Within the first 10 mintutes, I counted nearly 10 direct references to other films: Road Warrior, A Boy and His Dog, The Dollars Trilogy, The Seven Samurai, Star Wars, The Wizard of Oz, and others. Six-String Samurai is clearly having fun with the movies it's stealing from, creating a pastiche of cult cinema.
By the way, anybody who thinks the kid is annoying has most likely never seen Eraserhead... and probably didn't get that the kid character in this film is a ripoff of the "Feral Kid" character from Road Warrior.
The only problem I can see with Six-String Samurai is that it was made by movie buffs for movie buffs. That's fine for film historians like my husband and me. But it might be alienating for more normal viewers. Still, how can you not love watching Samurai and Kung Fu action set to surf guitar?
Galaxy Quest (1999)
A Send-up and a Tribute All Rolled into One!
"Galaxy Quest" was my husband's idea. I wanted to see "Any Given Sunday." But I figured that the film at least had to be worth the popcorn, so I went.
My low expectations were demolished within the first five minutes. This movie is dead-on in its depiction of fandom and of acting has-beens. But as other viewers have said, it's not mean-spirited. The ultimate fans--the aliens--offer the actors a chance to become true heroes, and some human fans help the actors in the process.
"Galaxy Quest" walks the fine line between send-up and tribute, and it succeeds brilliantly at both. What can I say? It was even better than the popcorn!
Tell Your Children (1936)
The Gone with the Wind of 30's Exploitation Films
Because of 70's NORML propaganda falsely claiming that the FBI sponsored Reefer Madness, most viewers believe that this Exploitation classic was meant to be taken seriously. Not so! Thelma White (Mae) has noted in interviews that the producers and director Louis Gasnier asked the cast to "hoke it up." The famous "Faster, Faster" scene is, in fact, a direct parody of a similar scene in the classic musical 42nd Street (a scene in which Dave O'Brien--Ralph in Reefer Madness--played a chorus boy).

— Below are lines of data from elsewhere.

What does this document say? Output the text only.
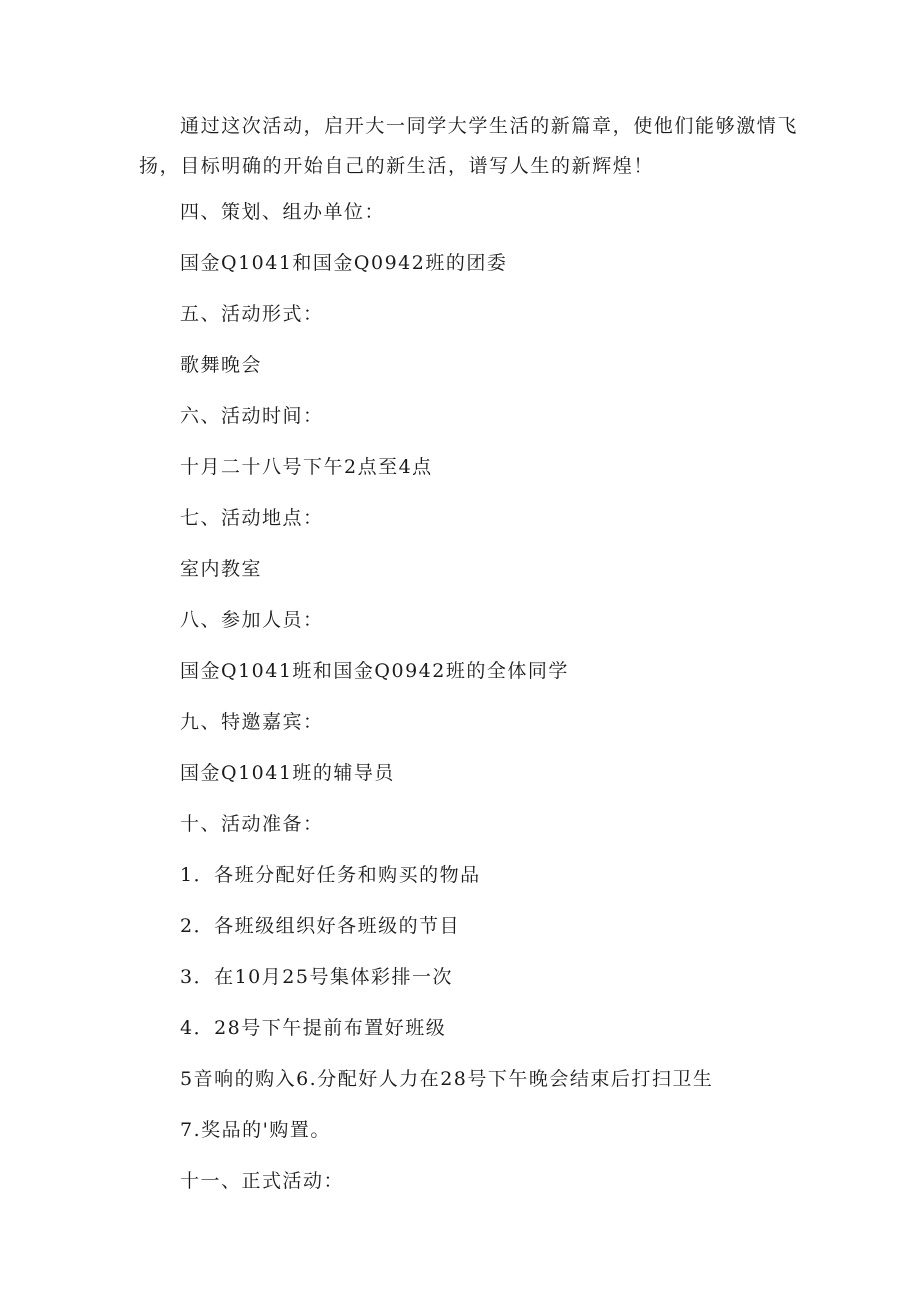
通过这次活动，启开大一同学大学生活的新篇章，使他们能够激情飞扬，目标明确的开始自己的新生活，谱写人生的新辉煌！

四、策划、组办单位：
国金Q1041和国金Q0942班的团委
五、活动形式：
歌舞晚会
六、活动时间：
十月二十八号下午2点至4点
七、活动地点：
室内教室
八、参加人员：
国金Q1041班和国金Q0942班的全体同学
九、特邀嘉宾：
国金Q1041班的辅导员
十、活动准备：
1．各班分配好任务和购买的物品
2．各班级组织好各班级的节目
3．在10月25号集体彩排一次
4．28号下午提前布置好班级
5音响的购入6.分配好人力在28号下午晚会结束后打扫卫生
7.奖品的'购置。
十一、正式活动：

So why make a cautionary tale, but do so tongue-in-cheek? Simple. To get around the Hays Code and show more skin than the Code allowed...but also to capitalize on the public's fear of drugs. Either way, the producers made a ton of money on the Exploitation circuit--more than covering their costs for this relatively expensive sub-Poverty Row production.
Made over the course of 3 weeks (most Exploitation films were shot in a few days), using an experienced director and a couple of talented actors who went on to have respectable careers in Hollywood, Reefer Madness is quite simply the finest Exploitation film to come out of the 30's.
The film's funny, is it? Well, the folks who made it thought so too. And they laughed all the way to the bank.